Se n’è andato uno dei più grandi registi della storia del cinema e, indiscutibilmente, il più grande tra quelli viventi. Ingmar Bergman, un gigante, una leggenda, uno degli ultimi sopravvissuti tra quegli avi creatori del linguaggio del cinema, allo stesso tempo classico e sperimentale. Un fantasma vivente, ormai, da venticinque anni, tanto che spesso ci si sorprendeva a pensarlo ancora vivo in questo nuovo millennio. L’ultima sua opera cinematografica, infatti, risale al 1982 ed è il capolavoro Fanny e Alexander, vincitore tralaltro degli oscar come miglior film straniero, migliore scenografia e migliori costumi.
Da allora, la sua presenza incombeva nell’anima di qualunque appassionato di cinema, ma come assenza contingente di una filmografia eterna. Nonostante egli ci abbia comunque regalato nel 2003 un notevole film per la televisione, Sarabanda –trasmesso in Italia in tarda serata, meditate gente!- e si sia dedicato a diverse regie teatrali e, appunto, televisive, la sua condizione di esule, rispetto a questa civiltà contemporanea, divenne definitiva dal 1995.
Dopo la morte della moglie Ingrid – l’ultima di cinque consorti- il regista svedese viveva da solo sull’isola di Faaro, una splendida località che egli aveva spesso utilizzato come location per le sue riprese, basti ricordare il sublime Un’estate d’amore del 1951. Nessun regista attuale, parlo di quelli nati dal dopoguerra ad oggi, può reggere il paragone. Sarebbe quantomeno un’insolenza verso chi, come lui, aveva indefessamente assoggetato il cinema all’arte, senza se e senza ma, seguendo un proprio percorso personale che lo portava, film dopo film, a fare i conti con i fantasmi del proprio passato.

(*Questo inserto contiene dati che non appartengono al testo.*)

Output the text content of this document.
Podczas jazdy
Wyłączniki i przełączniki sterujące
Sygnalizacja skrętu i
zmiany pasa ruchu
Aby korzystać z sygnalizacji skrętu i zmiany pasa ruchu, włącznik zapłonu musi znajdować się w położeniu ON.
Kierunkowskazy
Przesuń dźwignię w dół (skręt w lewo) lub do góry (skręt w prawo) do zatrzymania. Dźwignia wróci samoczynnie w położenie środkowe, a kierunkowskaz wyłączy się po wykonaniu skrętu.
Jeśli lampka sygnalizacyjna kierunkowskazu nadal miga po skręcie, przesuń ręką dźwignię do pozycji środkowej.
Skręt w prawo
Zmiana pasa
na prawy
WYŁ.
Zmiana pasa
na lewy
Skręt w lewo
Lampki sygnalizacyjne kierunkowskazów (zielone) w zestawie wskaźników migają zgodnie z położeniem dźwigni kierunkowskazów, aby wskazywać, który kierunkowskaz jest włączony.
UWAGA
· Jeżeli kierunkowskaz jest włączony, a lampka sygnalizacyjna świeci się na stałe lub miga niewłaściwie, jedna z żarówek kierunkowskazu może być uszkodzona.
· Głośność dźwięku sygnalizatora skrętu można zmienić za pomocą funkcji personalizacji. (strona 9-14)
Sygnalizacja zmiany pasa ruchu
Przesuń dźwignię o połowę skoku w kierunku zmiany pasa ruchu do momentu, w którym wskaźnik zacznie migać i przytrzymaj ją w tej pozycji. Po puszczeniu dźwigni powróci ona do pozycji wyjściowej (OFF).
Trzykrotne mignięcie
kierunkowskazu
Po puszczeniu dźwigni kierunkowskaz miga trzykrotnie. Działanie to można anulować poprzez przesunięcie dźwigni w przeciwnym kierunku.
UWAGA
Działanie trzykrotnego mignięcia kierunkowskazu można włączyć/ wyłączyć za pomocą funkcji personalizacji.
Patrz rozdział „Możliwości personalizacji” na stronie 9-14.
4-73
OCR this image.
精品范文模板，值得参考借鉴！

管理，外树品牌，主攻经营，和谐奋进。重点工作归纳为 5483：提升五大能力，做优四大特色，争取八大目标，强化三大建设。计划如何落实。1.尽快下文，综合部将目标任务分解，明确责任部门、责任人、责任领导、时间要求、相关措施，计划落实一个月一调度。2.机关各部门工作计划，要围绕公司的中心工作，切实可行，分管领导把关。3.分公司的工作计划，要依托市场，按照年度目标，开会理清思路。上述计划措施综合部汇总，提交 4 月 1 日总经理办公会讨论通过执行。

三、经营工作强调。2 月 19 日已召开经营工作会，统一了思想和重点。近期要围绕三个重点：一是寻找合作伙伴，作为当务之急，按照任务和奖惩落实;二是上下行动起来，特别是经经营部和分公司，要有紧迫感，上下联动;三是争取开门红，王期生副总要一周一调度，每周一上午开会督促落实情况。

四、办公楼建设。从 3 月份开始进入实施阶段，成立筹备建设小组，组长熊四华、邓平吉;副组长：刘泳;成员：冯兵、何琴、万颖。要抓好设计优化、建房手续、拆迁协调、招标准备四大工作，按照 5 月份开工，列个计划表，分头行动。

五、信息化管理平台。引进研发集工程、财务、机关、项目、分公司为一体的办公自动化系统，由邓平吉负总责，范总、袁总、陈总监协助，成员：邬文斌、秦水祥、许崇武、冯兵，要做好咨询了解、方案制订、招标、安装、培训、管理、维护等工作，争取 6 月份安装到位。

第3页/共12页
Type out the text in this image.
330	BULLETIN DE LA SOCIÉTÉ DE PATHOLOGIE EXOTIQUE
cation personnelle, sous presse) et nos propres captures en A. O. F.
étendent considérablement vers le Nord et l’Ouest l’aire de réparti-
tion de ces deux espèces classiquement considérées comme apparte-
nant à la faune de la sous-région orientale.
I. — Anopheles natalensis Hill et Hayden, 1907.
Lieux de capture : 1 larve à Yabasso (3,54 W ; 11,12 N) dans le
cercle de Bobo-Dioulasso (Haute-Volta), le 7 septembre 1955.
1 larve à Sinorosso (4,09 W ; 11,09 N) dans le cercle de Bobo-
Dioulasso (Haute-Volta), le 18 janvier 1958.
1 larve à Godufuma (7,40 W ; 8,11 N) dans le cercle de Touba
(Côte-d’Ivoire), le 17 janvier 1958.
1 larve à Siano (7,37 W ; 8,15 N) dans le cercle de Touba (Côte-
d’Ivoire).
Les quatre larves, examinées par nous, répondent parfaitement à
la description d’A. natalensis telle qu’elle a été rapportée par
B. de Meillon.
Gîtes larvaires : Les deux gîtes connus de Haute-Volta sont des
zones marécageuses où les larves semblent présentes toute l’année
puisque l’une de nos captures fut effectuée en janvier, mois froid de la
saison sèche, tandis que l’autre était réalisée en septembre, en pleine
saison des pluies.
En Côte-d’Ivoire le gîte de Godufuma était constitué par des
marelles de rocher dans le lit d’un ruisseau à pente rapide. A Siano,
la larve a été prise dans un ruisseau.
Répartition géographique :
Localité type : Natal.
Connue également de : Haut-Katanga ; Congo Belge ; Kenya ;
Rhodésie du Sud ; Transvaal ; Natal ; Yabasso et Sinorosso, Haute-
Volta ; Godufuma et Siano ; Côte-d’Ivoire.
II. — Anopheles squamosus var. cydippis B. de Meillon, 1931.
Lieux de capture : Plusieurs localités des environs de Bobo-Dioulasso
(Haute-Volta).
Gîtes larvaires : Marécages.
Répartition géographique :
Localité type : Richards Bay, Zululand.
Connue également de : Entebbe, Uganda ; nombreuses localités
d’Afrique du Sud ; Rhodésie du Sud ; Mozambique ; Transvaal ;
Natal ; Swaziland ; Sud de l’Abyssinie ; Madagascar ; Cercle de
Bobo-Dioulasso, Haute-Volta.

Spettri, abbagli, reminiscenze, che Bergman riusciva magistralmente a spersonificare, e a rendere come paradigma collettivo che si è eternato nella sua opera. La capacità attraverso il pretesto della narrazione, di cui era un maestro, di riflettere sublimemente sui temi più alti e più misteriosi dell’esistenza e sul suo perché. Il senso del tempo e della vita, il rapporto con il divino, col dio cattolico soprattutto, e, soprattutto, col suo silenzio in questa terra, e i conseguenti drammi esistenziali. Eppoi il teatro, l’arte come necessità di trascendenza, i rapporti umani tra i sessi, le verità femminili, quelle maschili.